De Krampus duikt wereldwijd op
De Krampus komt oorspronkelijk voornamelijk voor in Oostenrijk en Beieren.
Krampus komt van het middelduitse woord "Kralle", wat klauw betekend, of van het Beierse woord "Krampn", wat
staat voor iets levensloos, iets uitgedroogds, verschrompelds.
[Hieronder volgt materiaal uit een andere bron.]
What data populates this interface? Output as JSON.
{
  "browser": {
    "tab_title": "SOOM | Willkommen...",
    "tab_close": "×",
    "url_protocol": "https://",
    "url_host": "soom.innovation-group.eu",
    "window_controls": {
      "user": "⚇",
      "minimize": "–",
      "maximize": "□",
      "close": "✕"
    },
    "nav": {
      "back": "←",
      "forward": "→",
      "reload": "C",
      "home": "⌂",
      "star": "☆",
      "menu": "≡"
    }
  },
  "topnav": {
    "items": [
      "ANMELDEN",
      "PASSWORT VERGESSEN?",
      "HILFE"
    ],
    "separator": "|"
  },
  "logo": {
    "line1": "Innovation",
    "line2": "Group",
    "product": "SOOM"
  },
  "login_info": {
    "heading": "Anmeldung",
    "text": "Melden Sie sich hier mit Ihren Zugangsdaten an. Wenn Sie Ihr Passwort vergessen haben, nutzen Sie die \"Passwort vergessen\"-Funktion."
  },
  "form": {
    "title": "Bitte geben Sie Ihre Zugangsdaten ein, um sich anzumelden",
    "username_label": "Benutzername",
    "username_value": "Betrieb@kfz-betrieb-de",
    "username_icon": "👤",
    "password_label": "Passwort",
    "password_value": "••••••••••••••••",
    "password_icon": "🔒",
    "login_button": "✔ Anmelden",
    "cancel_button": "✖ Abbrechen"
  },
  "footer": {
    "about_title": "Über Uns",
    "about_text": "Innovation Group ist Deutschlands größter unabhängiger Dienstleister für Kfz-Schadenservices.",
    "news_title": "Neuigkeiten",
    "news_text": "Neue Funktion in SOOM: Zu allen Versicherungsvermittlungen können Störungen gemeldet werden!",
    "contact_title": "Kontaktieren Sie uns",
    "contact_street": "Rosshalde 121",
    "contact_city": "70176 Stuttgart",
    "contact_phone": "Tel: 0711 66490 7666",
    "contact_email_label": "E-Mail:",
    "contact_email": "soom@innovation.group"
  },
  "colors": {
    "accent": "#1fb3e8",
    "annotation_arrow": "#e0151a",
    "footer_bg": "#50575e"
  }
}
Lokaal word de Krampus ook aangeduid met Kramperl, Klaubauf en Tuifl (= duivel)
(Ridenour Blz.15).
De Krampus duikt overal ter wereld op, in
Australië, de Verenigde Staten
en natuurlijk ook in Nederland!
De Krampus straft stoute kinderen en neemt ze mee in een zak of mand.
In Nederland zien we Krampus in verschillende steden verschijnen als alternatief voor
de racistische zwarte Piet figuur.
In veel andere delen van de wereld is het Sinterklaas feest verschoven naar het feest van Santaclaus
en zien we de Krampus tevens rond de Yule periode overal opduiken!
Ook Hollywood heeft de Krampus ontdekt, in 2013 verscheen een hopeloos amateuristische film:
Krampus, The Christmas Devil: Erg slecht gefilmd, slecht verhaal en beroerde acteurs.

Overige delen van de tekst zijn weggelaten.